Sejarah kembalinya Hephaestus ke Olympus
Karena keinginan untuk membalas dendam, Hephaestus membangun sebuah tahta emas untuk ibunya. Ketika Hera duduk di atasnya, dia diborgol. Tidak ada yang bisa melepaskan dewi dari rantai kuat. Oleh karena itu, para dewa mengirimkan untuk penulis penemuan ini. Hephaestus tidak ingin kembali ke Olympus. Kemudian para dewa bertindak dengan licik, mereka memanggil Hephaestus Dionysus - dewa anggur . Setelah mabuk Hephaestus, dia duduk di Osla dan membawanya ke Olympus. Di bawah pengaruh minuman keras anggur, Hephaestus memaafkan ibunya dan membebaskannya. Setelah ini, dewa-pandai besi Yunani menetap di Olympus.

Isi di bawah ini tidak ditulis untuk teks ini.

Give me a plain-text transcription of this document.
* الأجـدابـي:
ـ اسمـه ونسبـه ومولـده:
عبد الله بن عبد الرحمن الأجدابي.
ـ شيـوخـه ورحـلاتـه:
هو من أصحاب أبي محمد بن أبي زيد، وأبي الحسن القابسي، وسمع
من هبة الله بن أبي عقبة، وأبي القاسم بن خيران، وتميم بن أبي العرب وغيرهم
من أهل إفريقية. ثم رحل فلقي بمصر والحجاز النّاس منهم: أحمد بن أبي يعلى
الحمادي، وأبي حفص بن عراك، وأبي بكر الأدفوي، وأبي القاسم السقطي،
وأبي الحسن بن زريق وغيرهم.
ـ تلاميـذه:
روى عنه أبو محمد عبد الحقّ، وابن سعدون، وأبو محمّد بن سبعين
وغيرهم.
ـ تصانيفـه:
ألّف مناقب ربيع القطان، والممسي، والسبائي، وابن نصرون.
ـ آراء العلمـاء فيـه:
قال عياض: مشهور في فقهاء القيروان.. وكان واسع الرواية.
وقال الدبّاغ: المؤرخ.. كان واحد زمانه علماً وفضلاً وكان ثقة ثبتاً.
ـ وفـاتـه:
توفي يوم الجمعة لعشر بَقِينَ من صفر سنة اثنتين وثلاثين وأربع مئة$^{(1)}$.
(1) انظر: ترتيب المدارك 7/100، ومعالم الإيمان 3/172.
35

Untuk mengimbangi cacat fisik putranya, Zeus dan Hera memilih Hephaestus pengantin yang paling mempesona - dewi cinta Aphrodite.

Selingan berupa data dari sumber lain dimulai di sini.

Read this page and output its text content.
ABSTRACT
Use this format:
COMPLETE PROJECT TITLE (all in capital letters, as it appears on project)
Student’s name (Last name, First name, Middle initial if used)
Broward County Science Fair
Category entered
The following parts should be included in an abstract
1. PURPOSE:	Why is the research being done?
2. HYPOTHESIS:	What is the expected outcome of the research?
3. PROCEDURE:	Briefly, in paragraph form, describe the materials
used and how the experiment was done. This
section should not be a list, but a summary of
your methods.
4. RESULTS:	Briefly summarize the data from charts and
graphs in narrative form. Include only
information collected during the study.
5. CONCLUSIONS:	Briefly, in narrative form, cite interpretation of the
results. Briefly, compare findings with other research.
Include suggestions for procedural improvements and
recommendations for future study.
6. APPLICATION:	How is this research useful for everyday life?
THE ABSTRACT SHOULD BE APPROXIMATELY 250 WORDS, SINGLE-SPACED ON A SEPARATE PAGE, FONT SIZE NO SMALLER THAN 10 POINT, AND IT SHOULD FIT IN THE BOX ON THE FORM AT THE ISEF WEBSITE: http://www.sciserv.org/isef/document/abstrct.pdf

Dewa pandai besi dari Yunani Hephaestus, menetap di Olympus, membangun kembali semua tempat tinggal para dewa. Sulit untuk mengatakan bagaimana mereka hidup sebelum dewa pandai besi tiba di Olympus, tetapi sekarang mereka tinggal di istana mewah emas dan perak. Sebuah istana yang indah muncul di Hephaestus. Dia tidak mau menyerahkan pandai besi pandai besi itu, jadi dia membuat bengkel besar di istananya. Tidak seperti dewa lainnya, Hephaestus tidak menghindari kerja fisik.
Para dewa sering bercanda tentang kepincangan Hephaestus. Hanya Hera yang memperlakukannya dengan merendahkan, merasakan rasa bersalah yang sudah lama ada di hadapannya. Dia menjawabnya sama. Ketika Zeus dan Hera bertengkar, Hephaestus selalu berpihak pada ibunya. Dan suatu hari ayah saya mengantarnya dari Olympus. Hephaestus terbang di lintasan besar dan mendarat sebagai akibat di pulau Lemnos. Penduduk setempat menyambutnya dengan hormat, sehingga dewa pandai besi membuat dirinya menjadi bengkel di gunung berapi Mosihle, dan tinggal di sana.